PPO algorithm question: gradient update and Time-Horizon

Discussion in 'ML-Agents' started by MarkTension, Apr 24, 2020.

  1. MarkTension


    Aug 17, 2019
    Hi all,

    I’m trying to understand how gradient updates are exactly implemented to make sure I’m using the right horizon / batch-size settings:

    From the documentation:

    - Batch_size is the number of experiences used for one iteration of a gradient descent update.
    - Time_horizon corresponds to how many steps of experience to collect per-agent before adding it to the experience buffer.

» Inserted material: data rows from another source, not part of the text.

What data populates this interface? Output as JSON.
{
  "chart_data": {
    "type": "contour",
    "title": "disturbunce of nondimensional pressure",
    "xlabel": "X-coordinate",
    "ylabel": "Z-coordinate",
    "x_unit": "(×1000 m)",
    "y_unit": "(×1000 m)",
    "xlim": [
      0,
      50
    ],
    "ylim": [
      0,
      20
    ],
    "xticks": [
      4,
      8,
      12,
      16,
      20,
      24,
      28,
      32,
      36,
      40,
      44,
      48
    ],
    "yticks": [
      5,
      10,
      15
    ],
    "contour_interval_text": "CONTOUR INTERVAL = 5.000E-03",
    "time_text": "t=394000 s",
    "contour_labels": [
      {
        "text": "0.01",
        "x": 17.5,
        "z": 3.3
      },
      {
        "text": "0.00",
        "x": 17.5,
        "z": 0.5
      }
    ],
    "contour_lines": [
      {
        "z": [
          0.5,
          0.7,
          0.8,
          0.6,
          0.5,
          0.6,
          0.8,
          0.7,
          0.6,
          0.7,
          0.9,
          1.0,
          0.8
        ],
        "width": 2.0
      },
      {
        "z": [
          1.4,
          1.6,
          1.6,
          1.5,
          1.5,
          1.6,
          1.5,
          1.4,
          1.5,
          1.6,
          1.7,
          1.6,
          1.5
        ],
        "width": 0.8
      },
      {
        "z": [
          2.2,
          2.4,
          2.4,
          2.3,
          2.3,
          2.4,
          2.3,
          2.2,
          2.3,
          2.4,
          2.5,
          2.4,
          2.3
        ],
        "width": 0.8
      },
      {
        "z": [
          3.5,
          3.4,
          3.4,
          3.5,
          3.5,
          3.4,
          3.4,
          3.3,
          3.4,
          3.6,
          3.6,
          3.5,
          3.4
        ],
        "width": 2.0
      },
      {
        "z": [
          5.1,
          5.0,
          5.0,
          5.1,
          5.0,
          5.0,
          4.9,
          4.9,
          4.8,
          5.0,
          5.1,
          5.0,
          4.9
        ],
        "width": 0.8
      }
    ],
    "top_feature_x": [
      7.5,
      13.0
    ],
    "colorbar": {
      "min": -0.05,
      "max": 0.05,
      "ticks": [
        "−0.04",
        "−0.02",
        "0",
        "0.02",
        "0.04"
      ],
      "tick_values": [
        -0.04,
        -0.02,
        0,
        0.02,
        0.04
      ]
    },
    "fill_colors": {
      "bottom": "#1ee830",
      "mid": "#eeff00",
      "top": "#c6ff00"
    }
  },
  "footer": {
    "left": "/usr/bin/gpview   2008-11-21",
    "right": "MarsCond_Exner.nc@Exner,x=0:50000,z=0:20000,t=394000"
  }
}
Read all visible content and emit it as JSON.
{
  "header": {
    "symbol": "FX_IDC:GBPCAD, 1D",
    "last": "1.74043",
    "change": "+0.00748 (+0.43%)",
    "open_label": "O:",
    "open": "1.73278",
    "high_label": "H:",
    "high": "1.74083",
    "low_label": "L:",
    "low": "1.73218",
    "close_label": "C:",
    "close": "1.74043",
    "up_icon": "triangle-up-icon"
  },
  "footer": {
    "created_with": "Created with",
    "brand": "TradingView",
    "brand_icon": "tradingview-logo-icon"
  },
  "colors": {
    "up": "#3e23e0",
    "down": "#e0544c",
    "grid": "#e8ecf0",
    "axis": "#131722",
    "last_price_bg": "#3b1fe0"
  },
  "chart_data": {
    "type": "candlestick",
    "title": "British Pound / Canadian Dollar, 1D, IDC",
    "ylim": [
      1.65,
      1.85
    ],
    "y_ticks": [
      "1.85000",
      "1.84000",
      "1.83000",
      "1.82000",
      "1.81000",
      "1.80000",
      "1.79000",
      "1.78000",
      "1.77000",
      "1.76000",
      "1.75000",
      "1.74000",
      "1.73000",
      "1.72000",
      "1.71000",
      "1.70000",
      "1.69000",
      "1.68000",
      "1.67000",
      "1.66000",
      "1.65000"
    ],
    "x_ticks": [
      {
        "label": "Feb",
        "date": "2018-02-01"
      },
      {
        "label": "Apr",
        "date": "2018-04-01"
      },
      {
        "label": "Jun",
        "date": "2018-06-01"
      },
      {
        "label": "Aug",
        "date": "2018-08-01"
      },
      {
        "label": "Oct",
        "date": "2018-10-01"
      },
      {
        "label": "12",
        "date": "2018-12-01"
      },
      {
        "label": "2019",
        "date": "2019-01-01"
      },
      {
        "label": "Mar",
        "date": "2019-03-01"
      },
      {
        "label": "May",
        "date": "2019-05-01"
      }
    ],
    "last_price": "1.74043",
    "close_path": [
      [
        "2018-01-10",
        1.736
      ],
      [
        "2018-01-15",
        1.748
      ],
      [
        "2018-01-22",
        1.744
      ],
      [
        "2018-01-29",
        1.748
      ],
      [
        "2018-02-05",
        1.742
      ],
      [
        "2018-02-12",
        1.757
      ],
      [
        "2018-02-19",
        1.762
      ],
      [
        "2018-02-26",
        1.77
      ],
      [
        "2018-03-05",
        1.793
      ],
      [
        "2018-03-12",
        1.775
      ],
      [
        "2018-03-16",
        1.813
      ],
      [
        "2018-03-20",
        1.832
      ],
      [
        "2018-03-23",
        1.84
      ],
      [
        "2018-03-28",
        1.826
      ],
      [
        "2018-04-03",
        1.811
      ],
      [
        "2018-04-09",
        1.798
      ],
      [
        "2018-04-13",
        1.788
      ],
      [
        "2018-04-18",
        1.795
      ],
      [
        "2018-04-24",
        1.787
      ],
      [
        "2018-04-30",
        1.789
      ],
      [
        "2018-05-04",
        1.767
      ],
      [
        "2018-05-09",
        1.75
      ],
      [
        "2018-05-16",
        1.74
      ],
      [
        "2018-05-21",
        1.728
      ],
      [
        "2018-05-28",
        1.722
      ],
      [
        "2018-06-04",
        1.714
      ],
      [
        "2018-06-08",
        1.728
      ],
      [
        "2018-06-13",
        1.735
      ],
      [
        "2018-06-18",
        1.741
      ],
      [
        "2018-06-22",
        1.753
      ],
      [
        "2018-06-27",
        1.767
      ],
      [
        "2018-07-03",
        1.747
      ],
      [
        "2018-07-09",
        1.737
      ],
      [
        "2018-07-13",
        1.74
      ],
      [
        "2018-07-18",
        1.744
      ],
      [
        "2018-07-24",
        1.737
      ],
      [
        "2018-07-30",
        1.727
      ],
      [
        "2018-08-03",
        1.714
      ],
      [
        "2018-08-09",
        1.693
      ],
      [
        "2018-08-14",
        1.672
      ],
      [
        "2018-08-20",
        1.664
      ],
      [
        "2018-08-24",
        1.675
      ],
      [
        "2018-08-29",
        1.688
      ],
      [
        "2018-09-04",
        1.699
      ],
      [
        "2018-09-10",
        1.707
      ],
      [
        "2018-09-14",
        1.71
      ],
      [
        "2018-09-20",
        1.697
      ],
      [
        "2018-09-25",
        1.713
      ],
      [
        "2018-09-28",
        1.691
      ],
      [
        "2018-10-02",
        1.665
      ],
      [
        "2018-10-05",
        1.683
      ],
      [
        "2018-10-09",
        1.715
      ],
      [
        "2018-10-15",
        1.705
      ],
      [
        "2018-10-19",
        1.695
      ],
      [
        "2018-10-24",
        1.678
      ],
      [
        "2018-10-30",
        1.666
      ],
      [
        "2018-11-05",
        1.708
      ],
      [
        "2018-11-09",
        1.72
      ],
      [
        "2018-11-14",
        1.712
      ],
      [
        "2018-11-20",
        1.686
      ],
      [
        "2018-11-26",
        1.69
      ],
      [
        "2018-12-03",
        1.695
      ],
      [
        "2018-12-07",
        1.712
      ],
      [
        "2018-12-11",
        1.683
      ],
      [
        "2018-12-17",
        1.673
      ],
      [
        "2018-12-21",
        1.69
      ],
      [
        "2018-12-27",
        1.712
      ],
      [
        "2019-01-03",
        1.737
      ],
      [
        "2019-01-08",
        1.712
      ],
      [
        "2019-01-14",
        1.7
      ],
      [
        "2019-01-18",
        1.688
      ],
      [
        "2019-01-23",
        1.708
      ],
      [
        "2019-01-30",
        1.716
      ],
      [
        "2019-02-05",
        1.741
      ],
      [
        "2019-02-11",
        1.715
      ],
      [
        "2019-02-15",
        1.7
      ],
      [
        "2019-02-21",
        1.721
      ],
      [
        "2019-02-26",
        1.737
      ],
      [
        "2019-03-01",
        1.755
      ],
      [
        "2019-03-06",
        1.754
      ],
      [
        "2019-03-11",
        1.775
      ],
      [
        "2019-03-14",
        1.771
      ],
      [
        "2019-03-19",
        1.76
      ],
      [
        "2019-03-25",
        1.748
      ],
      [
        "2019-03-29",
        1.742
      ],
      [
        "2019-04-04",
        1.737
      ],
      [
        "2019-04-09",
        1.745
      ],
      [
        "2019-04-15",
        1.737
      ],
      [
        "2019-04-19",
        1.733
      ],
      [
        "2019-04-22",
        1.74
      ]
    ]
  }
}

    If e.g. batch size is set to 32, and horizon to 64:
    Does that mean that each of the 32 samples in batch size includes one random horizon set of 64 experiences with one corresponding total (expected) reward to this set?

    If so, since a bigger horizon contains more steps and therefore more rewards, wil a longer time horizon give greater variance at each gradient update?
    In a reward-dense environment I’ll probably also have to decrease my learning rate / extrinsic-reward-strength when I increase time-horizon right?
    The docs make it seem like the expected reward of horizon will be the expected reward until the end of an entire episode (agent reset?) but that seems strange to me, since then each horizon will have a very different expected reward depending on how early in the episode it starts.

    Last edited: Apr 24, 2020
  2. vincentpierre


    Unity Technologies

    May 5, 2017
    When a trajectory becomes too long (longer than the time horizon) the trajectory will be truncated and added to the replay buffer but the future expected return at the end of the truncated trajectory will be estimated using the critic. You should not be worried that a shorter time horizon will contain less rewards although you are right to say that a longer time horizon will have more variance and a shorter one will have more bias (since using the critic). It is a trade off with a hard to strike balance. I can't see a reason why the learning rate and extrinsic reward strength should change if the time horizon changes.